Thailand has for years been one of the rising Asian tigers, growing rapidly as it harnesses the global trading system to its benefit. And since World War II, when Thailand became an ally of the United States and deepened its business and commercial ties with the West, it has grown at an average of almost 8 percent annually. It rose to become the second largest economy in Southeast Asia. But it’s no longer your grandfather’s Siam.

In September 2006, Thailand’s democratically elected government was toppled in a military coup, while Prime Minister Thaksin Shinawatra was deposed while addressing the U.N. General Assembly. When Daniel Patrick Moynihan titled his memoirs on serving as our ambassador to the U.N. “A Dangerous Place,” he didn’t know the half of it. The ruling junta has since initiated a series of policy measures that jeopardize Thailand’s economic prospects as well as American jobs and technological innovation.

Shortly after taking power, the coup leaders hastily and shortsightedly announced new foreign capital controls. In a fit of economic nationalism, the government is spooking outside investment in the country by increasing surveillance of economic transactions, restricting business advertising and pushing foreign investors to sell Thai holdings.

This political and economic recklessness is already taking a punishing toll. Foreign direct investment is understandably being scared off. Several estimates project Thai growth at less than 4 percent this year, far below the 7.3 percent that the World Bank forecasts for the economies of East Asia.

And now the military has set its sights on stealing U.S. innovation, the cornerstone of the American economy. A 2005 USA for Innovation bipartisan study by economists Rob Shapiro and Kevin Hasset estimates U.S. intellectual property is worth between $5 trillion and $5.5 trillion, equivalent to about 45 percent of U.S. GDP and greater than the GDP of any other nation in the world.

The new attack on American IP takes many forms. The International Intellectual Property Alliance noted in its annual recommendations to the USTR that piracy rates increased for every U.S. copyright-based product in 2006, at record-setting losses for American innovators. In addition to copyright concerns, piracy of consumer goods, satellite, cable and telecommunications signals thrive largely unchecked by the Thai government.

Most recently, the government brazenly announced it was breaking patents on drugs produced by Western corporations. And while this action is in line with the rampant theft of U.S. innovation in Thailand, it is also glaringly self-serving. An official Thai spokesman admitted busting patents “will be good for local pharmaceutical companies to improve their capacity.” Perhaps unsurprising, one local pharmaceutical supplier happens to be owned by the Thai government, the Government Pharmaceutical Organization.

Surely Thai officials in D.C. will offer some lame excuses.

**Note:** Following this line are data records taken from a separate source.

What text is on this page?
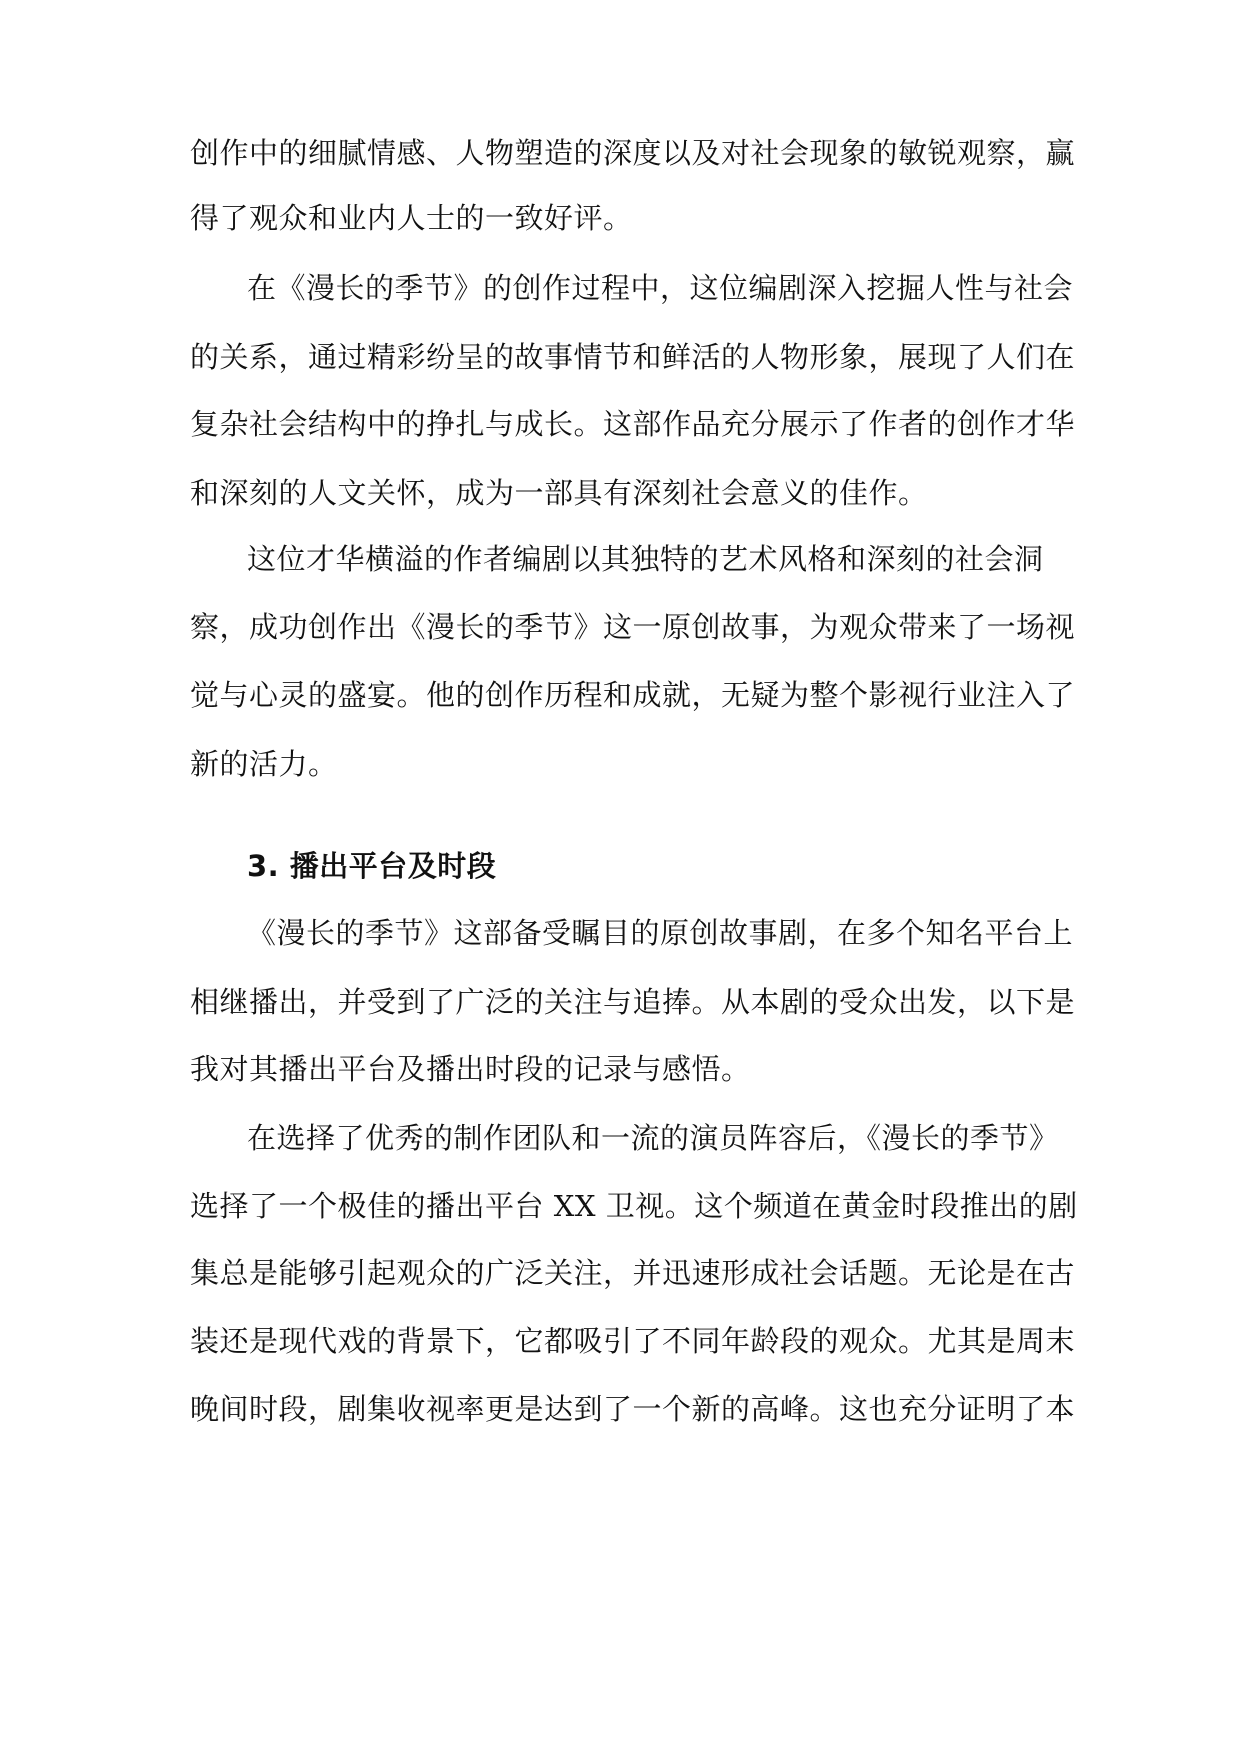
创作中的细腻情感、人物塑造的深度以及对社会现象的敏锐观察，赢
得了观众和业内人士的一致好评。
在《漫长的季节》的创作过程中，这位编剧深入挖掘人性与社会
的关系，通过精彩纷呈的故事情节和鲜活的人物形象，展现了人们在
复杂社会结构中的挣扎与成长。这部作品充分展示了作者的创作才华
和深刻的人文关怀，成为一部具有深刻社会意义的佳作。
这位才华横溢的作者编剧以其独特的艺术风格和深刻的社会洞
察，成功创作出《漫长的季节》这一原创故事，为观众带来了一场视
觉与心灵的盛宴。他的创作历程和成就，无疑为整个影视行业注入了
新的活力。
3. 播出平台及时段
《漫长的季节》这部备受瞩目的原创故事剧，在多个知名平台上
相继播出，并受到了广泛的关注与追捧。从本剧的受众出发，以下是
我对其播出平台及播出时段的记录与感悟。
在选择了优秀的制作团队和一流的演员阵容后，《漫长的季节》
选择了一个极佳的播出平台 XX 卫视。这个频道在黄金时段推出的剧
集总是能够引起观众的广泛关注，并迅速形成社会话题。无论是在古
装还是现代戏的背景下，它都吸引了不同年龄段的观众。尤其是周末
晚间时段，剧集收视率更是达到了一个新的高峰。这也充分证明了本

When making the rounds this week, its health minister will claim that his government must break U.S. patents since it cannot afford to pay for patented pharmaceuticals and other medicines.

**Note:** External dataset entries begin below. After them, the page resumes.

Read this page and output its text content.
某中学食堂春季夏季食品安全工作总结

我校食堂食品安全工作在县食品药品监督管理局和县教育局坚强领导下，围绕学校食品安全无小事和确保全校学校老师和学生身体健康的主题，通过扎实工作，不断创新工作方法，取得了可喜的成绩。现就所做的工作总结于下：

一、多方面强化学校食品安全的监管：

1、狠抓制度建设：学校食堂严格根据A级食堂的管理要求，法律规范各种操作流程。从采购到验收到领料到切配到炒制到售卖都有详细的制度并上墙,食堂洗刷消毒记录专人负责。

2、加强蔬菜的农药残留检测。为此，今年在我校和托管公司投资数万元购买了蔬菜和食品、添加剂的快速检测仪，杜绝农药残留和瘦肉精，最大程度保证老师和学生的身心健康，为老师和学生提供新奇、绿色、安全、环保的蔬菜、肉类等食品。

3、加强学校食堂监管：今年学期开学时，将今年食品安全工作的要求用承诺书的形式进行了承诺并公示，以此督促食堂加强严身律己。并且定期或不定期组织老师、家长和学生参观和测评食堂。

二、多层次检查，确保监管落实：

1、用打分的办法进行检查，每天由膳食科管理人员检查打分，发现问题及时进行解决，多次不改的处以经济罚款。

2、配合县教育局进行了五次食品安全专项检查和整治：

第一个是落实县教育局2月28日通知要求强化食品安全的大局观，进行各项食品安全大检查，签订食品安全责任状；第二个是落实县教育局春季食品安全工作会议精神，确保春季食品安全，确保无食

This doesn’t fly. For his government somehow could afford a pay raise for the regime’s military buddies of $9 million, and to boost its overall military budget by a whopping $1 billion.

The government’s assault on intellectual property rights puts Thailand in the same camp with what I’ve called the “axis of IP evil.” This includes countries such as Brazil and China that flout established international norms.

And its growing militarism, attacks on democratic institutions and turn toward economic nationalism bring more to mind the behavior of its neighbor Burma.

The chairman of the House Ways and Means Committee, Rep. Charles Rangel, New York Democrat, noted that American high-tech firms were “paying for the research and development that we have in intellectual property.” He was right when he said if “you steal from them, you are stealing from Americans.”